Corin Anderson (magellanic) wrote,
Corin Anderson
magellanic

More cookies

Another night, 17 more cookies. Letting the taste of one linger on my palette I wondered what was so spicy on my tongue. Oh yeah, the chipotle powder! Mmm...


1 Tbsp butter
3 Tbsp applesauce
~2 Tbsp peanut butter (could have used a bit more)
1 egg
1 tsp vanilla extract
1/2 c. white sugar
3/4 c. brown sugar (loose)
2 c. flour
3 Tbsp cocoa
1/2 tbsp baking soda
1/4 tbsp chipotle chili powder


Soften the butter, add the apple sauce, and whisk thoroughly. Whisk in (less vigorously) the peanut butter, egg, vanilla extract, and sugar. Trade off your whisk for a mixing spatula and sift in the flour, baking soda, cocoa, and chili powder. Carefully fold the dry powder into the when mixture. Keep folding until all the powder is incorporated into what should be a single mass of dough. Chill for at least 20 minutes.

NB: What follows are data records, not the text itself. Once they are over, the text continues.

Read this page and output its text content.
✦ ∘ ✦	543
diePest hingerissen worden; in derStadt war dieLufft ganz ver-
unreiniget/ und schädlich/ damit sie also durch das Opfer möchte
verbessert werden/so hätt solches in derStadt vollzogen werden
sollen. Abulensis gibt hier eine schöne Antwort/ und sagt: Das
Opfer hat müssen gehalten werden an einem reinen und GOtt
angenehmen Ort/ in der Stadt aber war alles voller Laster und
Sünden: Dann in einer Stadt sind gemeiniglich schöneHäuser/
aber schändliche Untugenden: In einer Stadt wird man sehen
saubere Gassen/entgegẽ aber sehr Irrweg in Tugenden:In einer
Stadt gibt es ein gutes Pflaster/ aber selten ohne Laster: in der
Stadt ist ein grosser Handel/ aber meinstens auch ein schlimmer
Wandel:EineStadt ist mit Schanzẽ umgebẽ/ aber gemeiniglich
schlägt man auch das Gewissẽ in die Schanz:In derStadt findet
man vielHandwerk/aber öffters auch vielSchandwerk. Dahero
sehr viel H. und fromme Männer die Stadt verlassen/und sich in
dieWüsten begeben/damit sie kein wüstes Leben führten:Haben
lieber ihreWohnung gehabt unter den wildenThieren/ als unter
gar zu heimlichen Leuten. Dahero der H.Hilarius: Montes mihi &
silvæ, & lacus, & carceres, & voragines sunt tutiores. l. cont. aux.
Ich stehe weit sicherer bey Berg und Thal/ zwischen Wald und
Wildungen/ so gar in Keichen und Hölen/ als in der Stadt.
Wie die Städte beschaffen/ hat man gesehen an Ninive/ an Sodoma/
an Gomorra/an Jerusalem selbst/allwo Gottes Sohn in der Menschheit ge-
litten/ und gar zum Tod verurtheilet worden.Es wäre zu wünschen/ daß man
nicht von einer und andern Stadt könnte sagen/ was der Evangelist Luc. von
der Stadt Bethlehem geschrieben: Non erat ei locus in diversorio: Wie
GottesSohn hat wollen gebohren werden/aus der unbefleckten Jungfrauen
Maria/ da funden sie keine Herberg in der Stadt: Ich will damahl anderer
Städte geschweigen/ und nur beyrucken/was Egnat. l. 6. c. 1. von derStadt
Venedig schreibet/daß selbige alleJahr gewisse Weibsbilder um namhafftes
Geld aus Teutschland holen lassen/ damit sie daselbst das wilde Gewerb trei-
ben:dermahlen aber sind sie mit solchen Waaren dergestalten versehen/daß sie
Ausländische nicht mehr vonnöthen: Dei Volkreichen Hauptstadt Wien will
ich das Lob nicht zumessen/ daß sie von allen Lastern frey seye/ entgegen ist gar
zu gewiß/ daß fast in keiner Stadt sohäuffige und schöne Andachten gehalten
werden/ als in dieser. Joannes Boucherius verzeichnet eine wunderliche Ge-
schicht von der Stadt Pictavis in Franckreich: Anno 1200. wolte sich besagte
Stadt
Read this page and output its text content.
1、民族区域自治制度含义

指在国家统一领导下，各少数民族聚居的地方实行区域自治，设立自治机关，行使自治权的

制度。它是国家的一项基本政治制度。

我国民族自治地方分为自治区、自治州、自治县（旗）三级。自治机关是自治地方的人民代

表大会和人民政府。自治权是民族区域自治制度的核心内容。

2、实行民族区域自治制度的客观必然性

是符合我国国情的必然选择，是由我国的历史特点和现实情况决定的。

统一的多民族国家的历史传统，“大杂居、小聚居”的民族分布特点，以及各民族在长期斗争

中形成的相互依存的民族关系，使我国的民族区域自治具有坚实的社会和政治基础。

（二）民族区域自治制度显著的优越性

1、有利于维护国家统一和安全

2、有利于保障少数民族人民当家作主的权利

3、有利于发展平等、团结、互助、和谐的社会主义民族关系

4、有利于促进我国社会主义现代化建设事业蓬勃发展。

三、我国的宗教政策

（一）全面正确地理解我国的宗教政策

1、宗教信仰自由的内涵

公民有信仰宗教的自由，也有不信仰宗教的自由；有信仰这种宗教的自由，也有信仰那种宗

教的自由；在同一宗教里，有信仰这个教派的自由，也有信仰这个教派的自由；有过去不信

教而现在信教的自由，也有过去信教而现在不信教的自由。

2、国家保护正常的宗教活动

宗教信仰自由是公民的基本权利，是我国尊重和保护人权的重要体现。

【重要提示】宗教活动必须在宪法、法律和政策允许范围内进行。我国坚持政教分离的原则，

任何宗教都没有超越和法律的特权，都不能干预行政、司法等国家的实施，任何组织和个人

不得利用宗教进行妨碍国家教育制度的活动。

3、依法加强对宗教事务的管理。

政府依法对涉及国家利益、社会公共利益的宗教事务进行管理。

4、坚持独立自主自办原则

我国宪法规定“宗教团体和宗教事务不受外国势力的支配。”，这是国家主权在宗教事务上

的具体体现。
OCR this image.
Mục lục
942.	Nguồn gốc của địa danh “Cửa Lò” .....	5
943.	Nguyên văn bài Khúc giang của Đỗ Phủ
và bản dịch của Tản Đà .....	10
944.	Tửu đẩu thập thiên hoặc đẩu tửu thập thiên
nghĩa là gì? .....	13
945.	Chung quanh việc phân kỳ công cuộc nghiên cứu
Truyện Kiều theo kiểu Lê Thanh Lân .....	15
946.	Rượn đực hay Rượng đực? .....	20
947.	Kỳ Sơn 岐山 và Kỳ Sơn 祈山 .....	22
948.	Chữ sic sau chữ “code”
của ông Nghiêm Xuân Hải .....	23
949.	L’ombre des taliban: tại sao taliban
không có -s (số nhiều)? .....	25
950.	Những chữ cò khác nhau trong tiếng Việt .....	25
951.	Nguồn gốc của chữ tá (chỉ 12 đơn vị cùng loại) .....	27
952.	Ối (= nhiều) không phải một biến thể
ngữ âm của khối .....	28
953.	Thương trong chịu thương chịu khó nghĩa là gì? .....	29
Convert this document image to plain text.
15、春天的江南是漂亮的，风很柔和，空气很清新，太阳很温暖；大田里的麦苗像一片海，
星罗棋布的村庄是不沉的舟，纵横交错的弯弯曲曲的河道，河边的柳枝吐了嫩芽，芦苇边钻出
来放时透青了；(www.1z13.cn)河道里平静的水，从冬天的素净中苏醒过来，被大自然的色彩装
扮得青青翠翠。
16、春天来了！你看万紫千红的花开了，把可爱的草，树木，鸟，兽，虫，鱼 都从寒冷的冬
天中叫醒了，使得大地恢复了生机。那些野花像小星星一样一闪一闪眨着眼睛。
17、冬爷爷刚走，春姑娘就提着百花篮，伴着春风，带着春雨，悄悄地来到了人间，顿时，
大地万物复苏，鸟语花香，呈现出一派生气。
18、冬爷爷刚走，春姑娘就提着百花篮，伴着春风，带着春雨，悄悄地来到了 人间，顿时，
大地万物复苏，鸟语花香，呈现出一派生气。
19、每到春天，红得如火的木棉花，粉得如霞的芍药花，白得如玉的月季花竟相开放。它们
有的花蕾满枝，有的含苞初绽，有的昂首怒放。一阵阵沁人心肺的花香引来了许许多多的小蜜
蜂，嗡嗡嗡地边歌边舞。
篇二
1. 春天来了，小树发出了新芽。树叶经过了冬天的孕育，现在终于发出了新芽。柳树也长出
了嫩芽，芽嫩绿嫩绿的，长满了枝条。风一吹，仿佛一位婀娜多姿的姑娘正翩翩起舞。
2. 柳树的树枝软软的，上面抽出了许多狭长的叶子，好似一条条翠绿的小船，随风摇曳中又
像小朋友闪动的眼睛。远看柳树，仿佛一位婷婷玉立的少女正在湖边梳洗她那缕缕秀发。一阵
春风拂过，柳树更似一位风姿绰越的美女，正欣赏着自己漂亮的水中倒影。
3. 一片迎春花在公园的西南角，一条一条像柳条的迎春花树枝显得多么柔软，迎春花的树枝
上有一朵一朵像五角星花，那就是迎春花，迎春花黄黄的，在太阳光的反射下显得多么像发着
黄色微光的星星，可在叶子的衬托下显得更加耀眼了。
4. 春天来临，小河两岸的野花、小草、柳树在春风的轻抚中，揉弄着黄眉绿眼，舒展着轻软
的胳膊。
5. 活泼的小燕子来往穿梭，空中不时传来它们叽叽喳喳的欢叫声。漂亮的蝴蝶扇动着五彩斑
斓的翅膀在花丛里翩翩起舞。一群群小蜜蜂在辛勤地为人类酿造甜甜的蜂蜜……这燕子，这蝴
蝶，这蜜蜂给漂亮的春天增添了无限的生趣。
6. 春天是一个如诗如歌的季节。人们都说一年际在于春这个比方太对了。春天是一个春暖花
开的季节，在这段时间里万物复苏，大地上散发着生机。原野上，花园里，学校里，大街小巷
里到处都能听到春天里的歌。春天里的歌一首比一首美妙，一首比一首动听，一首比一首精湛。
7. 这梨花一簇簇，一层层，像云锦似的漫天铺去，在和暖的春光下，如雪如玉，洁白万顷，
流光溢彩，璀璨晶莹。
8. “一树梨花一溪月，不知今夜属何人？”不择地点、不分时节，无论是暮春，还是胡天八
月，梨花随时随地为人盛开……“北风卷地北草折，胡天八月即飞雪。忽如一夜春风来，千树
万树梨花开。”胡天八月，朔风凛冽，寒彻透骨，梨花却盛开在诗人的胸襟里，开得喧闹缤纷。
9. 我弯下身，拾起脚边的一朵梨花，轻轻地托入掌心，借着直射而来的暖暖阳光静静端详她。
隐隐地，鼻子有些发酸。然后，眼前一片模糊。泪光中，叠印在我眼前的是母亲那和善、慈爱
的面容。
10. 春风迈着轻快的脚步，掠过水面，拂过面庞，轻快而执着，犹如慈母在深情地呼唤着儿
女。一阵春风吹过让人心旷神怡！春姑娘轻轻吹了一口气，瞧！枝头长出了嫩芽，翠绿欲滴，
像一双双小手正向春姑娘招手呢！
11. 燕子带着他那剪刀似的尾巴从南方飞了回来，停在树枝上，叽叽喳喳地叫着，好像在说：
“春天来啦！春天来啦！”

Heat an oven to 375F and place a rack near the top (not the topmost position). Drop 2" balls an a greased sheet and flatten with a fork (after all, there's peanut butter in these cookies, you gotta make the little hash marks). Bake for 10 minutes and cool on a rack. Because the cocoa will make the dough brown it'll be hard to tell if you've baked the cookies too far. If you see dark brown they're overdone. 10 minutes produces cookies still soft on the inside but slightly crunchy on the outside.

Mmmm... peanut butter and chocolate. And what's that taste lingering in the back of my throat? The chili powder! Yum.